Gilbane sees slivers of hope for material, supply chain woes

Dive Brief:

  • There may be a sliver of good news for contractors as supply chain woes, material price escalations and long lead times for key construction components have begun to improve.
  • Jay Pendergrass, director of supply chain management and equipment at top 11 contractor Gilbane, issued some upbeat notes in his latest Market Conditions Report looking ahead to the second half of 2022.
  • “We have seen measures of supplier performance, delivery times, backlogs and shortages are showing some improvement,” Pendergrass wrote in a report issued July 6, highlighting a softening of commodity prices, including for copper, steel and lumber.  

Dive Insight:

While not universally positive, Pendergrass’s outlook for 2H 2022 pointed to key areas displaying better conditions for contractors.

“As we move into the back half of 2022, tighter financial markets, slower growth and a continued improvement of supply bottlenecks could lead to a further retreat in commodity prices and an easing in goods price inflation for many equipment and materials,” Pendergrass wrote. “The rate of increase for commodities is slowing and may be peaking in some commodities as we move to the back half of 2022.”

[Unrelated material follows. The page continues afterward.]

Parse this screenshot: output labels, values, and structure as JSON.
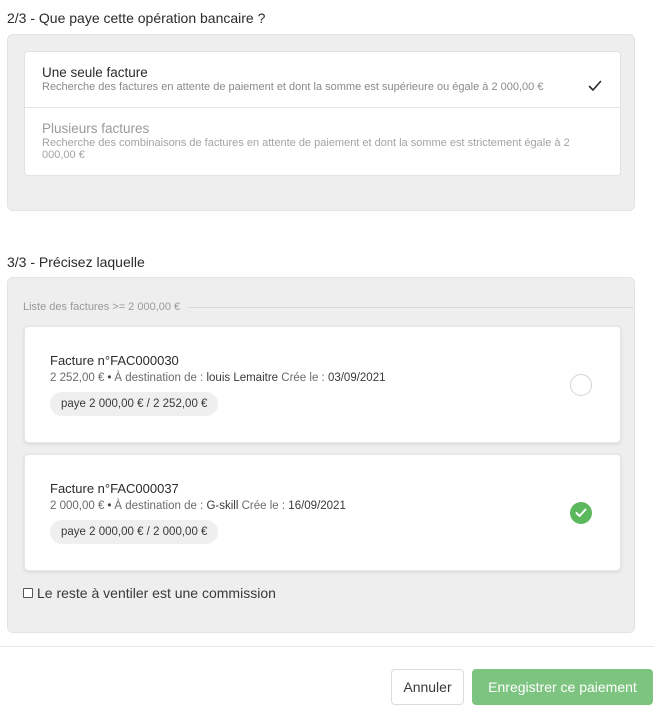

Pendergrass’s outlook comes as the Federal Reserve has promised to raise interest rates even more, on top of the total 1.5 percentage point increase it’s already instituted this year. It’s set to announce its next rate decision July 27. 

Meanwhile, some market observers and economists have argued that inflation has already peaked, due to demand softening and some supply side issues being straightened out.

Pendergrass’s market measures provided at least some more data points to support that perspective.

For instance, while deliveries are still delayed across the board, prices have stabilized for copper, glass, steel and stainless steel pipe and fittings.  Inventories of plumbing fixtures, notoriously difficult to procure earlier in the pandemic, have also improved.

Q2 2022 Building Materials Update
Material Price Inventories Deliveries
Copper Stabilizing Contracting Delayed
Drywall Increasing Contracting Delayed
Electrical Equipment Increasing Contracting Delayed
Glass Stabilizing Contracting Delayed
HVAC Equipment Increasing Contracting Delayed
Plumbing Fixtures Increasing Stabilizing Delayed
PVC Increasing Contracting Delayed
Steel Stabilizing Contracting Delayed
Stainless Steel Pipe & Fittings Stabilizing Contracting Delayed
Transportation/Shipping/Freight Increasing Contracting Delayed

SOURCE: Manufacturing & Services PMI Institute for Supply Management Gilbane Supplier Network

At the same time, he noted there were still plenty of headwinds hitting the construction market. Major electrical and mechanical equipment, curtainwall and roofing materials still show lead times of more than six months, for instance. 

Material Lead Times
Material Lead Time (Months)
Major Electrical Equipment 10-18+
Curtainwall 9-12
Major Mechanical Equipment 8-10
Generators 8-12
Roofing 6-9
International Fabricated Millwork 6+
Small Electrical Equipment 5-7
Small Mechanical Equipment 4-7
Food Service Equipment 4-7
Elevators 4-6
Fire Pumps 4-6
Entertainment/Recreation Equipment 3-5
Steel 3-5
Metal Panels 3-4
Specialty Door Hardware 3-4
Lockers 3-4
Plumbing Specialties 3-4
Imported Tile and Stone 3
Ceiling Baffles 3

SOURCE: Gilbane

The war in Ukraine has also intensified shortages of oil, natural gas, fertilizer, aluminum, palladium and titanium. And the impacts of COVID-19 lockdowns in Asia during the first half of 2022 will still play out during the last six months of the year.

Meanwhile, surging demand in the U.S. has led to contractors having to pay workers more.

“Rising inflation poses an additional risk, especially to labor costs where workers have the upper hand in negotiating their position during the balance of 2022,” Pendergrass wrote.